Functions

$f(x) = x^2 - 2x$ with domain x ≥ 1

Find:

a) the inverse
b) state the range of the inverse

b) The range of the inverse is the domain of f(x) which is x ≥ 1

Need assistance with part a)

Completing the square gives the inverse as $f^{-1}(x) = 1 \pm \sqrt{x + 1}$

How do I know to take the positive or negative square root as the inverse?

The function g(x) = 1 - sqrt(1+x) (with domain x >= -1) gets very negative as x gets large, so its range certainly can't be x >= 1...

I assume you mean the function g(x) with range x ≥ -1 and not domain x ≥ -1?

$f(x) = x^2 - 2x$ with domain x ≥ 1

Find:

a) the inverse
b) state the range of the inverse

Need assistance with part a)

Completing the square gives the inverse as $f^{-1}(x) = 1 \pm \sqrt{x + 1}$

How do I know to take the positive or negative square root as the inverse?

b) The range of the inverse is the domain of f(x) which is x ≥ 1

No he means domain. He's asking you to think about how that function behaves when x takes on large values.

We don't know the domain of g(x) - in this case the inverse. We can figure it out by figuring out the range of f(x) but that would be extra work.

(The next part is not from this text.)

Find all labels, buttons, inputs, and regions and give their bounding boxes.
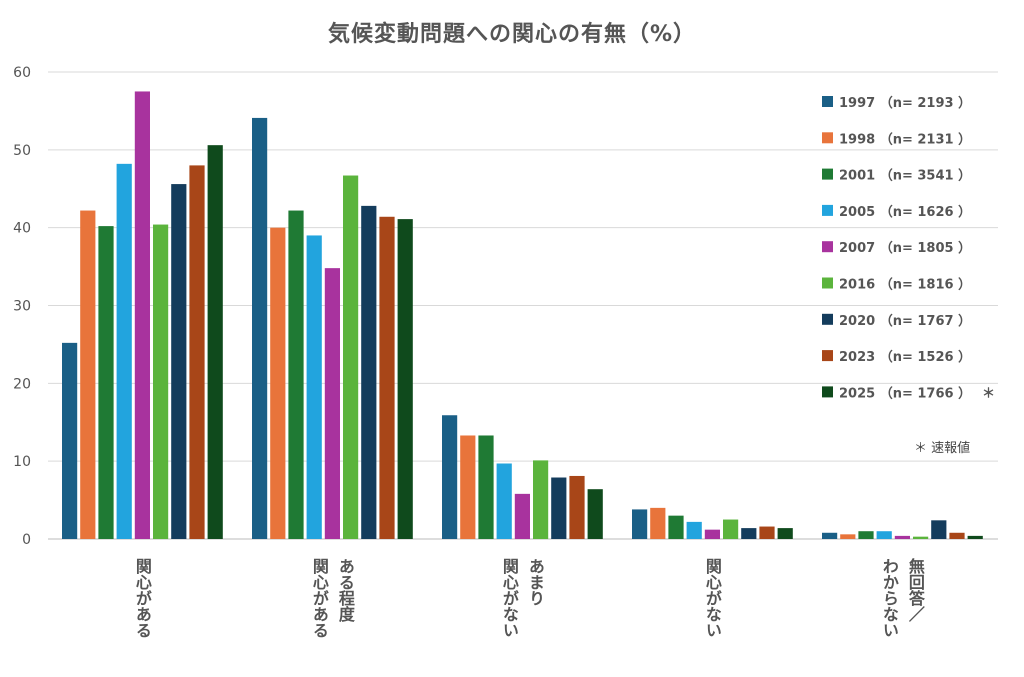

Let's say I plugged in random numbers, x = 35 into $f^{-1}(35) = 1 - \sqrt{35 + 1} = -5$. That is a negative image/range value, so clearly $f^{-1}(x) = 1 - \sqrt{x + 1}$ cannot be the inverse as the range found by just looking at f(x) would be invalid which cannot be the case.

What I'm curious about now my first statement in this post - the domain of g(x). Did he figure it out? Was it even necessary? Can't you just plug in random large values?